なのでドゥニーがその力を示せば問題ないと判断したらしい。
「人と戦うのかぁ。私、手加減少し苦手なのですが、ちょっとぐらい相手に怪我させてしまってもいいですか? ちゃんと死なないようにはしようとは思うんですけれど……」
戦ってみればいいと言われたドゥニーの反応は、ドウガたちからしてみれば予想外のものである。
『鉄壁』の加護を行使して、敵をぶん殴る戦い方をしているドゥニーは力任せに殴っている感じである。
「……殺さなければいい」
「わかりましたわ。では今すぐでも……」
「今日はもう遅い。明日にしろ」
「じゃあ一人で……」
「明日にしろ」
「……わかりました。では、ごきげんよう」
今日このまま砂漠に飛び出したかった様子だが、ドウガから言われた言葉に結局ドゥニーは頷いた。
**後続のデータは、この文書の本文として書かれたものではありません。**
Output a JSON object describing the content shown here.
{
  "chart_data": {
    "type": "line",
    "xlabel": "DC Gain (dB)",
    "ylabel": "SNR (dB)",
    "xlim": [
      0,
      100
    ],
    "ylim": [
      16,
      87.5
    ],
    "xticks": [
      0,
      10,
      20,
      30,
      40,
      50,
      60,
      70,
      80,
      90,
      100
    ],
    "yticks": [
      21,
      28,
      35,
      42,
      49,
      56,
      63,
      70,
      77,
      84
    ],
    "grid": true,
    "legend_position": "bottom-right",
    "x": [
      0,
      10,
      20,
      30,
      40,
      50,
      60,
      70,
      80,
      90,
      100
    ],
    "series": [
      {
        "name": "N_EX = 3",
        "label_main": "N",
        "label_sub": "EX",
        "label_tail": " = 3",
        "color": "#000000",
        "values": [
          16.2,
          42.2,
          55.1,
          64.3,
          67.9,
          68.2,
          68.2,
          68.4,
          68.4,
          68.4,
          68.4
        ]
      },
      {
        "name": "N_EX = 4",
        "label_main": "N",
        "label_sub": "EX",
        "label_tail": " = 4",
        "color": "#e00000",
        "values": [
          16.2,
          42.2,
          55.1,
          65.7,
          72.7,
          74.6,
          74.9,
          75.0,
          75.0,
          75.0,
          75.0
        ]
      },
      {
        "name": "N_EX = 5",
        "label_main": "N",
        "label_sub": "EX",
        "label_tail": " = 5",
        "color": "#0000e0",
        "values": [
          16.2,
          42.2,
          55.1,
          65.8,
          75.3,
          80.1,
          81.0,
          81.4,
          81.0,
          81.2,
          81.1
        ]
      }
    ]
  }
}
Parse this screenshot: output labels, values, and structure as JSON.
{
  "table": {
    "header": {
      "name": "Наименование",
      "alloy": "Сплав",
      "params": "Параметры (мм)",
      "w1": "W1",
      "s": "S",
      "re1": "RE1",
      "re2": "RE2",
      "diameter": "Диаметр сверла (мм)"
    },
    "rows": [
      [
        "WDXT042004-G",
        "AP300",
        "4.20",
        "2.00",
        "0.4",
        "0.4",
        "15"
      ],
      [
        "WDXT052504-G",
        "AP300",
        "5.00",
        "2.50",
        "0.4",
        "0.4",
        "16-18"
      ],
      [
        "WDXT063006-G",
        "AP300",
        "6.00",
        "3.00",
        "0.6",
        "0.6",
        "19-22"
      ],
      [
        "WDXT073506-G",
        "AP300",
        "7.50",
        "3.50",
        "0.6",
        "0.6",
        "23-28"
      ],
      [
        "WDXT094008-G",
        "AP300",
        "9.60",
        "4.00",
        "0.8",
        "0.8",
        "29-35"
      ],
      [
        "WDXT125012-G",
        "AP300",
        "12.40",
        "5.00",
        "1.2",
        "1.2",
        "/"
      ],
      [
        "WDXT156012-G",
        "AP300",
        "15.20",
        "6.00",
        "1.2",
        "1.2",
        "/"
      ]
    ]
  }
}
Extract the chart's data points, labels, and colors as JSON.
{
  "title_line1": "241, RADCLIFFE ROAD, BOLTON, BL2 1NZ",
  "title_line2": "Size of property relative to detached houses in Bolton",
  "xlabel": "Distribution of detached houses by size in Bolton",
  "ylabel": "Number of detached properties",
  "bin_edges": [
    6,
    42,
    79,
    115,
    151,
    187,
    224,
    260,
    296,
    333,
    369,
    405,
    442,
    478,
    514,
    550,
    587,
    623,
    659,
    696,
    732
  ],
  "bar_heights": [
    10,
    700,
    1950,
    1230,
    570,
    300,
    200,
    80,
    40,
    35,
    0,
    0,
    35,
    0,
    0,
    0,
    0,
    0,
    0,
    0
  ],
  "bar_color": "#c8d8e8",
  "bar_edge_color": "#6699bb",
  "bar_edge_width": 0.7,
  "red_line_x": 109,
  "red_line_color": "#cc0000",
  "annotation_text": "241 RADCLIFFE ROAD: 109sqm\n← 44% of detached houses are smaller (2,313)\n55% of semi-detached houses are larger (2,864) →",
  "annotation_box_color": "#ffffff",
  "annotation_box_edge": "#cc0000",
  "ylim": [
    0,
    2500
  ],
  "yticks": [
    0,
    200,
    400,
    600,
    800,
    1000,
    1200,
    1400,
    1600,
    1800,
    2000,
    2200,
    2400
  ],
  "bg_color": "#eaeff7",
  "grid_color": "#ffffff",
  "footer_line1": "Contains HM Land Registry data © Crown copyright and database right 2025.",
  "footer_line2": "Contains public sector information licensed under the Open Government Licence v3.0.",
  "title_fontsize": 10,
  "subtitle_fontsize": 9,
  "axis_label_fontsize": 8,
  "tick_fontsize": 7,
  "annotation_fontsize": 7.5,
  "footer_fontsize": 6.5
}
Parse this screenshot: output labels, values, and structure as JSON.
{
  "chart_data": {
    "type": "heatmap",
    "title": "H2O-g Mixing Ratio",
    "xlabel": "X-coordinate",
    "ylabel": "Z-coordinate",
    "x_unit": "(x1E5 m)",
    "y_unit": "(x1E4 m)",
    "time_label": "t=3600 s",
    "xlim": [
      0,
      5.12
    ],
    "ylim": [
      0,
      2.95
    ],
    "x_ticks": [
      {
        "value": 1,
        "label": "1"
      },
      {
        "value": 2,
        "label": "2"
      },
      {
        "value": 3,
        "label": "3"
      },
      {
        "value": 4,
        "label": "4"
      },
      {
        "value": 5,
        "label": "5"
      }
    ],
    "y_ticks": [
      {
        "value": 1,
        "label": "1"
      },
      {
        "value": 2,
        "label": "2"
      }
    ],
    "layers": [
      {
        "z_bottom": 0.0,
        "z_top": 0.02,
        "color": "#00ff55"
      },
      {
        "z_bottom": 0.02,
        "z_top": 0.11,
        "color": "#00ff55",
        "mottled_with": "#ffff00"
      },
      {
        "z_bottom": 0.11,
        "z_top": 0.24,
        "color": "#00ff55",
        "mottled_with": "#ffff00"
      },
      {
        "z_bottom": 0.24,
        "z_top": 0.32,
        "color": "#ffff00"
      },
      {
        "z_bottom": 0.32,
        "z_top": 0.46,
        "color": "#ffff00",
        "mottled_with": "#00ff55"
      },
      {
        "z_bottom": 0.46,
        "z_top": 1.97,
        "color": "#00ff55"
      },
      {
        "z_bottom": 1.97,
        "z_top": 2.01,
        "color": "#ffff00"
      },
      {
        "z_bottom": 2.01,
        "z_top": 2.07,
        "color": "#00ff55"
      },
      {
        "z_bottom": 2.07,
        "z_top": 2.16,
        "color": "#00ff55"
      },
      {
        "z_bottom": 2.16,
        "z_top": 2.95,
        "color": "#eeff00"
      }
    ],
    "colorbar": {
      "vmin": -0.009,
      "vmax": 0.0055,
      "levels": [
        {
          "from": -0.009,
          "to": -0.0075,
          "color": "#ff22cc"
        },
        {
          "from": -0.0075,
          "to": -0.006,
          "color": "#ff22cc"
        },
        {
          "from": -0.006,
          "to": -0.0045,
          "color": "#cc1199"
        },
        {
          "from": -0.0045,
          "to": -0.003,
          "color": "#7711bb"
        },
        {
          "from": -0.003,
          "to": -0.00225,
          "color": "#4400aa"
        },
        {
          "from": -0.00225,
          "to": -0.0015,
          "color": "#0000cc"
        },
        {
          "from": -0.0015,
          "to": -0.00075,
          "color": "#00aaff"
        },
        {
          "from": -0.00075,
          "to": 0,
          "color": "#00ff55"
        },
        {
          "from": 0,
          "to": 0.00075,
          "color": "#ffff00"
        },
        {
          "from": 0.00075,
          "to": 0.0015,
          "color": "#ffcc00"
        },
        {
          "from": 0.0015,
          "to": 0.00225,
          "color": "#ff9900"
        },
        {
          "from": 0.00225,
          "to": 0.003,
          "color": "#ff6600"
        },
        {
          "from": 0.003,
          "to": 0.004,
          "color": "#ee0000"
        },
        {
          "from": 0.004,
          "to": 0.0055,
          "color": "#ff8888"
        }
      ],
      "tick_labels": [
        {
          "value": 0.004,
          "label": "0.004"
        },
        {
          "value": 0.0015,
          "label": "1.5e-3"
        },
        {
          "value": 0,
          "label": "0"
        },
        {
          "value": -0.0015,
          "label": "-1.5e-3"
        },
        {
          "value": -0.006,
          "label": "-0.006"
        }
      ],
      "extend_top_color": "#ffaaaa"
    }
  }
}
そして淑女としての礼をした後、ドゥニーは去って行った。
(明日になったらその戦士とかいう人たちと戦って。そしたらその人連れて行って砂漠で遊べるということだから…・・・ふふっ、どんな魔物が居るのか、どんな景色が見られるのか凄く楽しみ)
ドゥニーの頭の中は挨拶したばかりのサデンの王ドウガのことではなく、これから見ることの出来るまだ見ぬ魔物や景色のことでいっぱいである。
ちなみにあまりにもドゥニーが規格外な様子で、それでいて普段は異性から騒がれるドウガに全く興味のない様子だったので、ドゥニーが去った後の場は微妙な空気が流れているのであった。